A lasciare perplessi è però proprio l'inefficacia di quanto introdotto fino a questo momento in termini di norme e facilitazioni (le quota rosa sono il più classico degli esempi) per assicurare la piena parità di genere. Se le percentuali sono così distanti significa che c'è qualcosa che non va e non può essere ricondotta alla minore predisposizione o alla mancanza di volontà della media delle donne a ricoprire i massimi incarichi manageriali o politici. Se può essere consolante (ma non lo è), la dilatazione della forbice di genere è stata registrata nella maggiori parte dei Paesi, anche oltre i ristretti confini nazionali dell'Italia.

Neomamme, boom dimissioni

E questa sarebbe una situazione da Paese civile, avanzato e attento alle esigenze degli individui e delle famiglie? Se la fotografia dell'ispettorato nazionale racconta di un vero e proprio boom di neomamme costrette a lasciare il lavoro, significa che c'è qualcosa che non va. Anzi, c'è molto che non gira per il verso giusto perché da una parte sono 25mila le mamme che presentano la lettera di dimissioni e dall'altra i posti all'asilo sono pochi, i costi sono alti e il numero di nonni lavoratori è in crescita. Una situazione tra il critico e drammatico che mette in luce tutte le contraddizioni di un Paese e di una classe di governanti che mette in luce lo scarso tasso di natalità, ma che poco o nulla fa per mettere le mamme in condizione di allevare un figlio nelle migliori condizioni possibili.

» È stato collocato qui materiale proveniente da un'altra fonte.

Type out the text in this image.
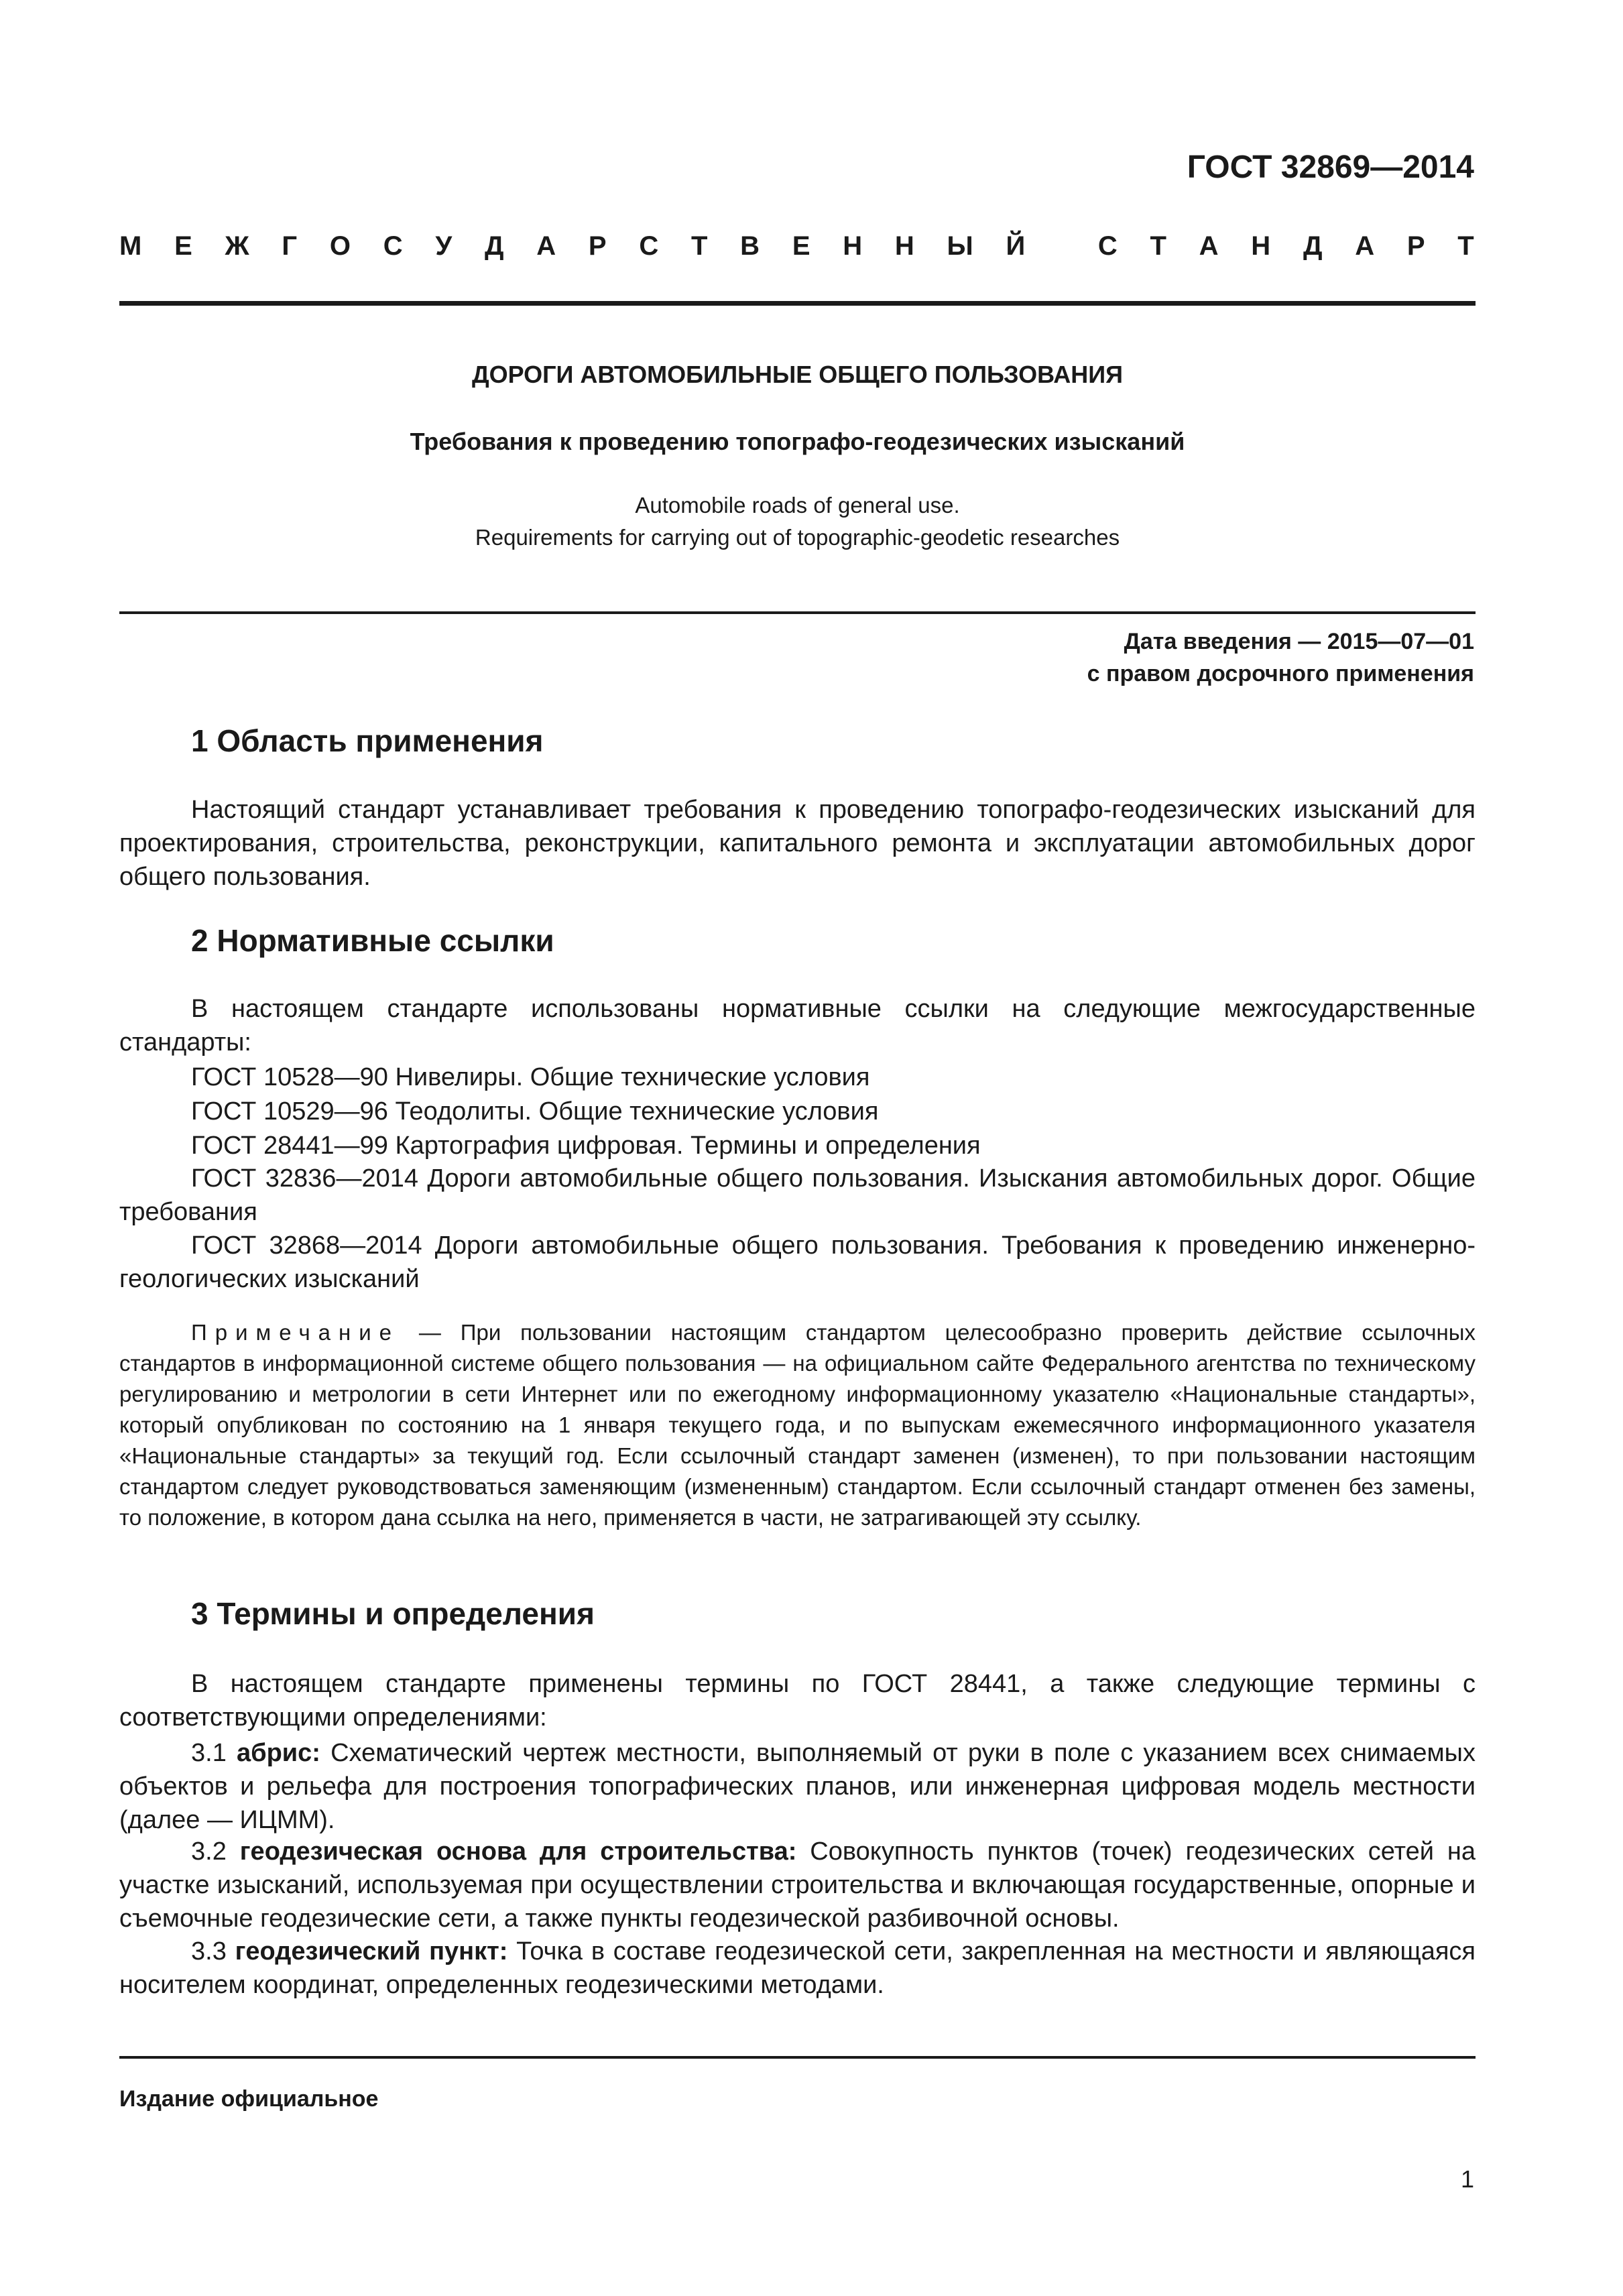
ГОСТ 32869—2014
М Е Ж Г О С У Д А Р С Т В Е Н Н Ы Й
	С Т А Н Д А Р Т
ДОРОГИ АВТОМОБИЛЬНЫЕ ОБЩЕГО ПОЛЬЗОВАНИЯ
Требования к проведению топографо-геодезических изысканий
Automobile roads of general use.
Requirements for carrying out of topographic-geodetic researches
Дата введения — 2015—07—01
с правом досрочного применения
1 Область применения

Настоящий стандарт устанавливает требования к проведению топографо-геодезических изысканий для проектирования, строительства, реконструкции, капитального ремонта и эксплуатации автомобильных дорог общего пользования.

2 Нормативные ссылки

В настоящем стандарте использованы нормативные ссылки на следующие межгосударственные стандарты:

ГОСТ 10528—90 Нивелиры. Общие технические условия
ГОСТ 10529—96 Теодолиты. Общие технические условия
ГОСТ 28441—99 Картография цифровая. Термины и определения

ГОСТ 32836—2014 Дороги автомобильные общего пользования. Изыскания автомобильных дорог. Общие требования

ГОСТ 32868—2014 Дороги автомобильные общего пользования. Требования к проведению инженерно-геологических изысканий

Примечание — При пользовании настоящим стандартом целесообразно проверить действие ссылочных стандартов в информационной системе общего пользования — на официальном сайте Федерального агентства по техническому регулированию и метрологии в сети Интернет или по ежегодному информационному указателю «Национальные стандарты», который опубликован по состоянию на 1 января текущего года, и по выпускам ежемесячного информационного указателя «Национальные стандарты» за текущий год. Если ссылочный стандарт заменен (изменен), то при пользовании настоящим стандартом следует руководствоваться заменяющим (измененным) стандартом. Если ссылочный стандарт отменен без замены, то положение, в котором дана ссылка на него, применяется в части, не затрагивающей эту ссылку.

3 Термины и определения

В настоящем стандарте применены термины по ГОСТ 28441, а также следующие термины с соответствующими определениями:

3.1 абрис: Схематический чертеж местности, выполняемый от руки в поле с указанием всех снимаемых объектов и рельефа для построения топографических планов, или инженерная цифровая модель местности (далее — ИЦММ).

3.2 геодезическая основа для строительства: Совокупность пунктов (точек) геодезических сетей на участке изысканий, используемая при осуществлении строительства и включающая государственные, опорные и съемочные геодезические сети, а также пункты геодезической разбивочной основы.

3.3 геодезический пункт: Точка в составе геодезической сети, закрепленная на местности и являющаяся носителем координат, определенных геодезическими методами.

Издание официальное
1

Secondo i dati aggiornati forniti dall'Ispettorato nazionale del lavoro e oggetto di discussione, tra le donne che hanno fatto un passo indietro rispetto al mondo dell'occupazione, 24.618 hanno specificato motivazioni legate alla difficoltà di assistere il bambino e di conciliare la vita da mamma con il lavoro. Insomma, qui in Italia c'è evidentemente poca attenzione per la genitorialità. I numeri parlano chiaro e lo fanno in maniera drammatica:

  1. 37.738 genitori con figli fino a 3 anni di età si sono dimessi nel corso del 2016
  2. 29.879 neomamme si sono dimesse nel 2016: solo 5.261 sono passate in un'altra azienda
  3. 7.859 neopapà si sono dimessi nel 20116: di questi 5.609 sono passati a un'altra azienda

Senza voler essere troppi crudi, crescere un bambino in Italia può rappresentare in molti casi un peso. Andando più a fondo nei dettagli sono proprio le donne come lavori meno pagati a essere costrette a licenziarsi. La maggiore quota di dimissioni si registra infatti tra impiegate e operai e solo in percentuali minori tra quadri e dirigenti.

A incidere non è solo il lavoro svolto, ma anche il luogo di provenienza. In pratica vivere in alcune città e in alcune regioni è ben più costoso e impegnativo rispetto ad altri. La maggior parte delle dimissioni arriva dalla Lombardia, anche e soprattutto per assenza di accoglienza al nido, non disponibilità di parenti per prendersi cura del neonato, costi troppo alti per l'assistenza. Alle spalle della Lombardia si colloca il Veneto e in questo caso a fare la differenza sono anche la mancata concessione del part time e la modifica dei turni. I primi posti della graduatoria per numero di dimissioni vedono la presenza del Lazio e dell'Emilia Romagna.